I may not seem like an Aspie online, because the Internet is the way I communicate best with others. This is true of many Aspies. In real life, I am quite shy and awkward and have a lot of trouble reading social cues.  [EDIT:  Since I wrote this, I have found out I do not have Aspergers–Avoidant PD +BPD + INFJ type can mimic Aspergers–but at the time I was pretty sure I did so I wasn’t using it to seem “harmless”]

12. I am trying to be “cool” and “popular.”

Hardly. But why am I suspecting a little pathological envy with this remark?

13. I stole someone’s article.

I merely linked to the article in question, but since the person whose article I linked to hates me, that makes me a thief.

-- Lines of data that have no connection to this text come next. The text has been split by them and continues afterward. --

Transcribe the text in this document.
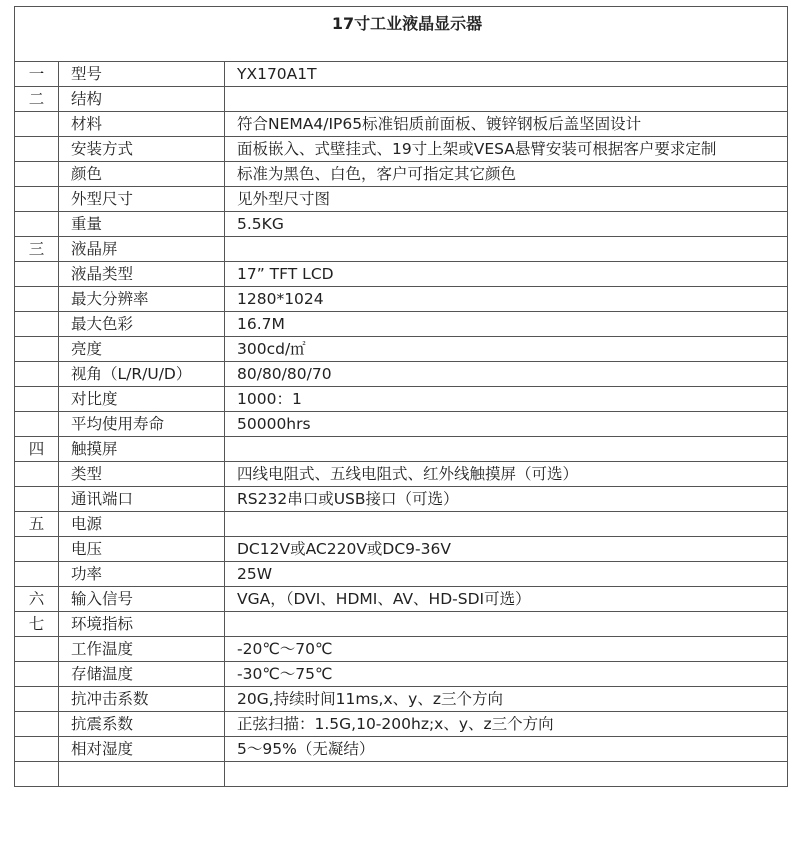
17寸工业液晶显示器		
一	型号	YX170A1T
二	结构	
	材料	符合NEMA4/IP65标准铝质前面板、镀锌钢板后盖坚固设计
	安装方式	面板嵌入、式壁挂式、19寸上架或VESA悬臂安装可根据客户要求定制
	颜色	标准为黑色、白色，客户可指定其它颜色
	外型尺寸	见外型尺寸图
	重量	5.5KG
三	液晶屏	
	液晶类型	17” TFT LCD
	最大分辨率	1280*1024
	最大色彩	16.7M
	亮度	300cd/㎡
	视角（L/R/U/D）	80/80/80/70
	对比度	1000：1
	平均使用寿命	50000hrs
四	触摸屏	
	类型	四线电阻式、五线电阻式、红外线触摸屏（可选）
	通讯端口	RS232串口或USB接口（可选）
五	电源	
	电压	DC12V或AC220V或DC9-36V
	功率	25W
六	输入信号	VGA，（DVI、HDMI、AV、HD-SDI可选）
七	环境指标	
	工作温度	-20℃～70℃
	存储温度	-30℃～75℃
	抗冲击系数	20G,持续时间11ms,x、y、z三个方向
	抗震系数	正弦扫描：1.5G,10-200hz;x、y、z三个方向
	相对湿度	5～95%（无凝结）
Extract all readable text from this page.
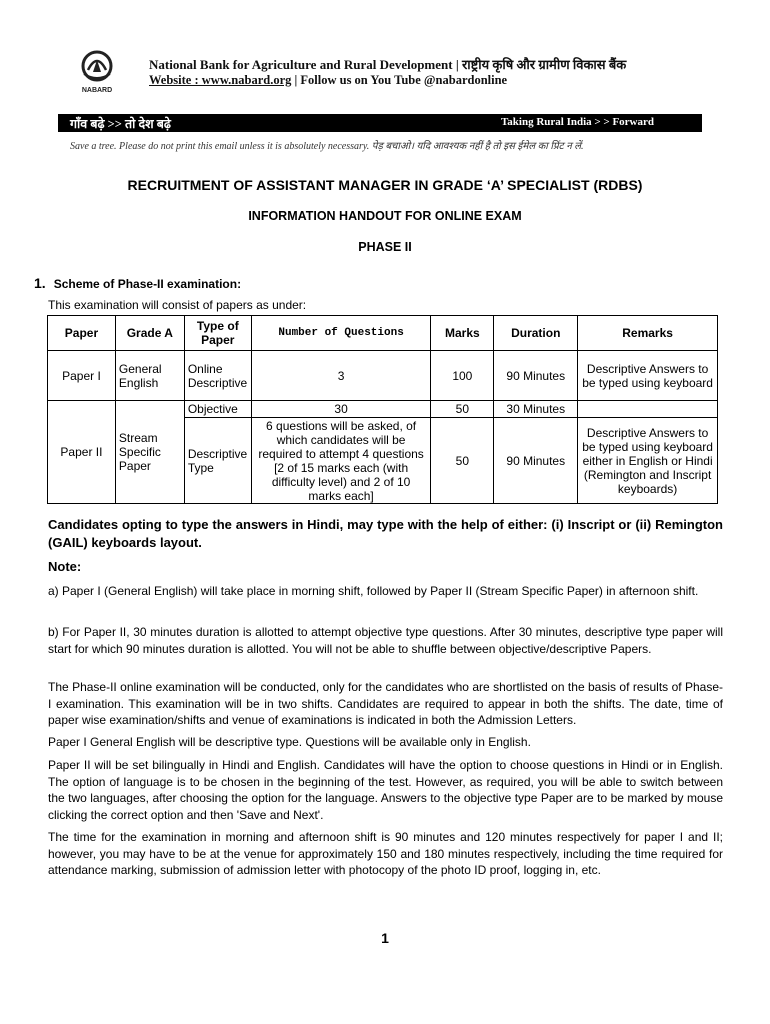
NABARD
National Bank for Agriculture and Rural Development | राष्ट्रीय कृषि और ग्रामीण विकास बैंक
Website : www.nabard.org | Follow us on You Tube @nabardonline
गाँव बढ़े >> तो देश बढ़े	Taking Rural India > > Forward
Save a tree. Please do not print this email unless it is absolutely necessary. पेड़ बचाओ। यदि आवश्यक नहीं है तो इस ईमेल का प्रिंट न लें.
RECRUITMENT OF ASSISTANT MANAGER IN GRADE ‘A’ SPECIALIST (RDBS)
INFORMATION HANDOUT FOR ONLINE EXAM
PHASE II
1. Scheme of Phase-II examination:
This examination will consist of papers as under:
Paper	Grade A	Type of Paper	Number of Questions	Marks	Duration	Remarks
Paper I	General English	Online Descriptive	3	100	90 Minutes	Descriptive Answers to be typed using keyboard
Paper II	Stream Specific Paper	Objective	30	50	30 Minutes	
		Descriptive Type	6 questions will be asked, of which candidates will be required to attempt 4 questions [2 of 15 marks each (with difficulty level) and 2 of 10 marks each]	50	90 Minutes	Descriptive Answers to be typed using keyboard either in English or Hindi (Remington and Inscript keyboards)
Candidates opting to type the answers in Hindi, may type with the help of either: (i) Inscript or (ii) Remington (GAIL) keyboards layout.
Note:
a) Paper I (General English) will take place in morning shift, followed by Paper II (Stream Specific Paper) in afternoon shift.
b) For Paper II, 30 minutes duration is allotted to attempt objective type questions. After 30 minutes, descriptive type paper will start for which 90 minutes duration is allotted. You will not be able to shuffle between objective/descriptive Papers.
The Phase-II online examination will be conducted, only for the candidates who are shortlisted on the basis of results of Phase-I examination. This examination will be in two shifts. Candidates are required to appear in both the shifts. The date, time of paper wise examination/shifts and venue of examinations is indicated in both the Admission Letters.
Paper I General English will be descriptive type. Questions will be available only in English.
Paper II will be set bilingually in Hindi and English. Candidates will have the option to choose questions in Hindi or in English. The option of language is to be chosen in the beginning of the test. However, as required, you will be able to switch between the two languages, after choosing the option for the language. Answers to the objective type Paper are to be marked by mouse clicking the correct option and then 'Save and Next'.
The time for the examination in morning and afternoon shift is 90 minutes and 120 minutes respectively for paper I and II; however, you may have to be at the venue for approximately 150 and 180 minutes respectively, including the time required for attendance marking, submission of admission letter with photocopy of the photo ID proof, logging in, etc.
1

Part of the objection was that I posted the link on the same day the article went up. Maybe that was bad etiquette (WordPress bloggers don’t mind this), but it was hardly stealing. (The link to the article has been removed.)

14. I was never a victim of abuse at all.

Bullshit. Read the links under “My Story” in the header.

15. People who comment on my blog are “too friendly.” ACON bloggers and victims should act more wary of people. Therefore I must have ulterior (dishonest) motives.

This is one of my favorites. What the hell is wrong with being open and welcoming? Am I supposed to just ignore comments or be nasty to people? Blogs like this one are sometimes the only places where you can find like minded people who you feel like you can trust. I understand some victims are wary of people even online, but that doesn’t automatically mean my motives or friendliness is dishonest.